A baía e os recifes próximos servem desde o nível Open Water Diver, equivalente à formação inicial FPAS/CMAS, com entradas de praia, corrente geralmente fraca e profundidades que podem ser escolhidas com prudência. Uma boa flutuabilidade torna mais confortável a passagem pelo azul em La Palapa e a aproximação aos tombantes. O Advanced Open Water é útil para explorar os trinta a trinta e seis metros com margem adequada; Nitrox favorece a repetição de mergulhos no recife franjante. Para o Superior Producer ou para as pequenas estruturas afundadas, são relevantes experiência em naufrágios e, nos perfis mais fundos, formação específica.
A viagem começa em Lisboa ou no Porto, com chegada ao aeroporto internacional de Curaçao e continuação por estrada até Jan Thiel, atravessando Willemstad. O trajecto terrestre desde o aeroporto demora habitualmente cerca de trinta a quarenta minutos. A solução mais prática para uma semana de mergulho é alugar um carro: permite ligar o alojamento, as entradas de praia e os pontos de embarque, além de explorar outras zonas da costa sul. Existe autocarro local para o bairro de Jan Thiel, mas os transportes públicos são limitados quando é preciso levar equipamento. Uma vez instalados, alguns alojamentos e centros ficam a distância pedonal da praia; para os restantes acessos, o carro evita depender de ligações pouco flexíveis.
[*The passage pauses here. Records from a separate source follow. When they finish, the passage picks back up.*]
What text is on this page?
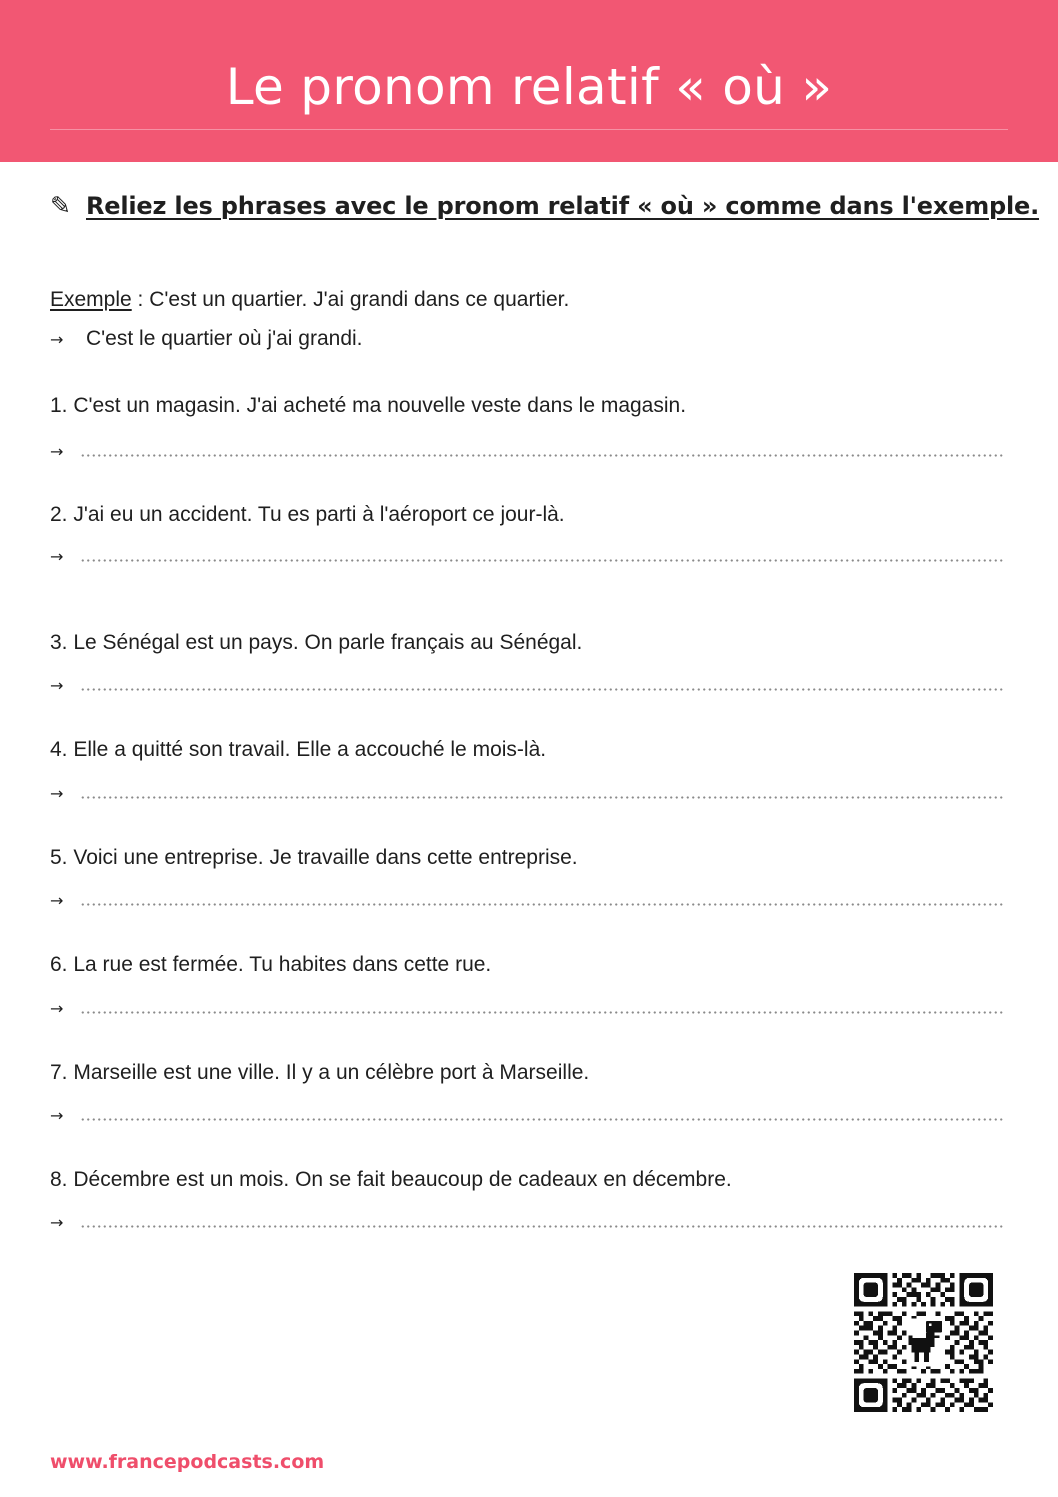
Le pronom relatif « où »
✎ Reliez les phrases avec le pronom relatif « où » comme dans l'exemple.
Exemple : C'est un quartier. J'ai grandi dans ce quartier.
→ C'est le quartier où j'ai grandi.
1. C'est un magasin. J'ai acheté ma nouvelle veste dans le magasin.
→
2. J'ai eu un accident. Tu es parti à l'aéroport ce jour-là.
→
3. Le Sénégal est un pays. On parle français au Sénégal.
→
4. Elle a quitté son travail. Elle a accouché le mois-là.
→
5. Voici une entreprise. Je travaille dans cette entreprise.
→
6. La rue est fermée. Tu habites dans cette rue.
→
7. Marseille est une ville. Il y a un célèbre port à Marseille.
→
8. Décembre est un mois. On se fait beaucoup de cadeaux en décembre.
→
www.francepodcasts.com
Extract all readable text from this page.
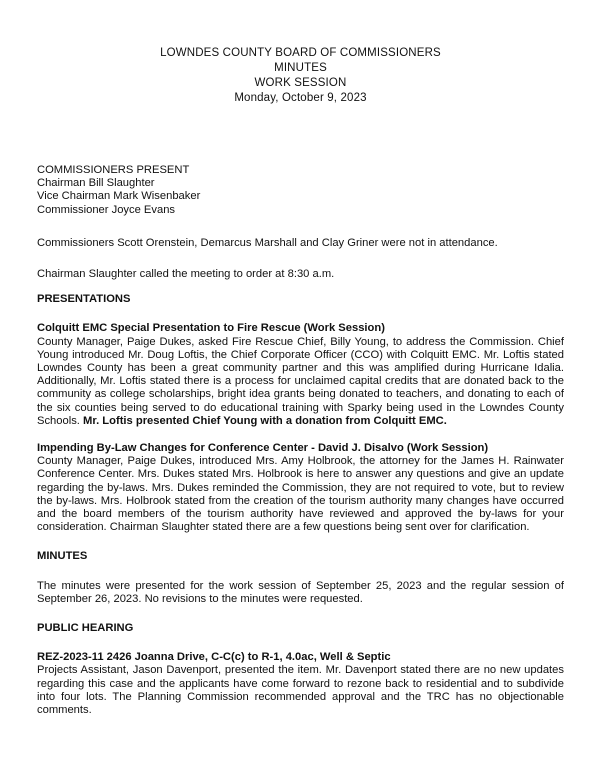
LOWNDES COUNTY BOARD OF COMMISSIONERS
MINUTES
WORK SESSION
Monday, October 9, 2023
COMMISSIONERS PRESENT
Chairman Bill Slaughter
Vice Chairman Mark Wisenbaker
Commissioner Joyce Evans
Commissioners Scott Orenstein, Demarcus Marshall and Clay Griner were not in attendance.
Chairman Slaughter called the meeting to order at 8:30 a.m.
PRESENTATIONS
Colquitt EMC Special Presentation to Fire Rescue (Work Session)

County Manager, Paige Dukes, asked Fire Rescue Chief, Billy Young, to address the Commission. Chief Young introduced Mr. Doug Loftis, the Chief Corporate Officer (CCO) with Colquitt EMC. Mr. Loftis stated Lowndes County has been a great community partner and this was amplified during Hurricane Idalia. Additionally, Mr. Loftis stated there is a process for unclaimed capital credits that are donated back to the community as college scholarships, bright idea grants being donated to teachers, and donating to each of the six counties being served to do educational training with Sparky being used in the Lowndes County Schools. Mr. Loftis presented Chief Young with a donation from Colquitt EMC.

Impending By-Law Changes for Conference Center - David J. Disalvo (Work Session)

County Manager, Paige Dukes, introduced Mrs. Amy Holbrook, the attorney for the James H. Rainwater Conference Center. Mrs. Dukes stated Mrs. Holbrook is here to answer any questions and give an update regarding the by-laws. Mrs. Dukes reminded the Commission, they are not required to vote, but to review the by-laws. Mrs. Holbrook stated from the creation of the tourism authority many changes have occurred and the board members of the tourism authority have reviewed and approved the by-laws for your consideration. Chairman Slaughter stated there are a few questions being sent over for clarification.

MINUTES

The minutes were presented for the work session of September 25, 2023 and the regular session of September 26, 2023. No revisions to the minutes were requested.

PUBLIC HEARING
REZ-2023-11 2426 Joanna Drive, C-C(c) to R-1, 4.0ac, Well & Septic

Projects Assistant, Jason Davenport, presented the item. Mr. Davenport stated there are no new updates regarding this case and the applicants have come forward to rezone back to residential and to subdivide into four lots. The Planning Commission recommended approval and the TRC has no objectionable comments.
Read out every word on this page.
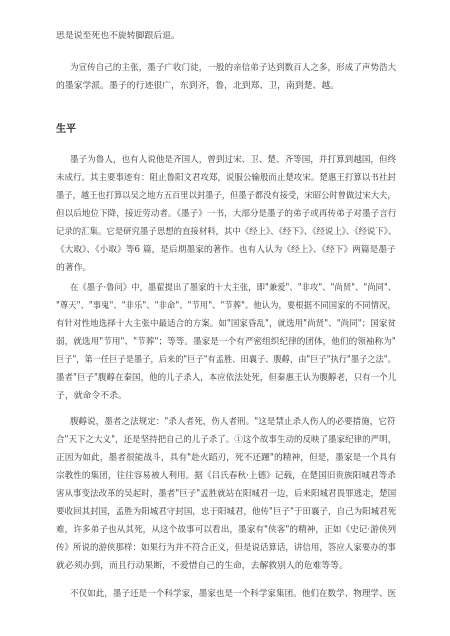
思是说至死也不旋转脚跟后退。
为宣传自己的主张，墨子广收门徒，一般的亲信弟子达到数百人之多，形成了声势浩大
的墨家学派。墨子的行迹很广，东到齐，鲁，北到郑、卫，南到楚、越。
生平
墨子为鲁人，也有人说他是齐国人，曾到过宋、卫、楚、齐等国，并打算到越国，但终
未成行。其主要事迹有：阻止鲁阳文君攻郑，说服公输般而止楚攻宋。楚惠王打算以书社封
墨子，越王也打算以吴之地方五百里以封墨子，但墨子都没有接受，宋昭公时曾做过宋大夫，
但以后地位下降，接近劳动者。《墨子》一书，大部分是墨子的弟子或再传弟子对墨子言行
记录的汇集。它是研究墨子思想的直接材料，其中《经上》、《经下》、《经说上》、《经说下》、
《大取》、《小取》等6 篇，是后期墨家的著作。也有人认为《经上》、《经下》两篇是墨子
的著作。
在《墨子·鲁问》中，墨翟提出了墨家的十大主张，即"兼爱"、"非攻"、"尚贤"、"尚同"、
"尊天"、"事鬼"、"非乐"、"非命"、"节用"、"节葬"。他认为，要根据不同国家的不同情况，
有针对性地选择十大主张中最适合的方案。如"国家昏乱"，就选用"尚贤"、"尚同"；国家贫
弱，就选用"节用"、"节葬"；等等。墨家是一个有严密组织纪律的团体，他们的领袖称为"
巨子"，第一任巨子是墨子，后来的"巨子"有孟胜、田襄子、腹䵍，由"巨子"执行"墨子之法"。
墨者"巨子"腹䵍在秦国，他的儿子杀人，本应依法处死，但秦惠王认为腹䵍老，只有一个儿
子，就命令不杀。
腹䵍说，墨者之法规定："杀人者死，伤人者刑。"这是禁止杀人伤人的必要措施，它符
合"天下之大义"，还是坚持把自己的儿子杀了。①这个故事生动的反映了墨家纪律的严明，
正因为如此，墨者很能战斗，具有"赴火蹈刃，死不还踵"的精神，但是，墨家是一个具有
宗教性的集团，往往容易被人利用。据《吕氏春秋·上德》记载，在楚国旧贵族阳城君等杀
害从事变法改革的吴起时，墨者"巨子"孟胜就站在阳城君一边，后来阳城君畏罪逃走，楚国
要收回其封国，孟胜为阳城君守封国，忠于阳城君，他传"巨子"于田襄子，自己为阳城君死
难，许多弟子也从其死，从这个故事可以看出，墨家有"侠客"的精神，正如《史记·游侠列
传》所说的游侠那样：如果行为并不符合正义，但是说话算话，讲信用，答应人家要办的事
就必须办到，而且行动果断，不爱惜自己的生命，去解救别人的危难等等。
不仅如此，墨子还是一个科学家，墨家也是一个科学家集团。他们在数学、物理学、医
As entradas e os primeiros metros merecem ser feitos cedo: a luz é melhor, a praia está menos ocupada e há menos tráfego na baía. Nas travessias e em qualquer subida em água livre, o paraquedas de sinalização deve ser lançado à superfície, sobretudo em zonas onde passam embarcações recreativas. Na baía, vale mais sair pela margem exterior do recife do que permanecer no centro raso, onde a visibilidade pode ser inferior e os banhistas interferem com o mergulho. Em dias de mar mexido, a entrada rochosa de La Palapa exige tempo e cuidado; não é uma praia para entrar apressadamente. A profundidade aumenta depressa depois da curta natação, por isso convém definir previamente o limite do perfil, em vez de deixar o tombante decidir. Entre outubro e novembro, após chuva forte, as entradas próximas das ravinas podem perder visibilidade: nesse caso, a escolha do local do dia deve acompanhar o estado efectivo da água. À noite, a baía deve ser atravessada apenas dentro da zona iluminada e balizada, evitando os períodos de maior movimento de barcos.
Sete a dez dias permitem alternar a baía, os tombantes e os mergulhos de barco, reservando os dias de mar mais calmo para os locais mais afastados. Jan Thiel funciona bem como base de exploração em estrela, com um primeiro mergulho simples para ajustar equipamento e ritmo. Entre imersões, há praia, snorkeling nas margens da baía, passeios pelas salinas, observação de aves e o Curaçao Sea Aquarium. Willemstad acrescenta arquitectura e história sem obrigar a mudar de alojamento.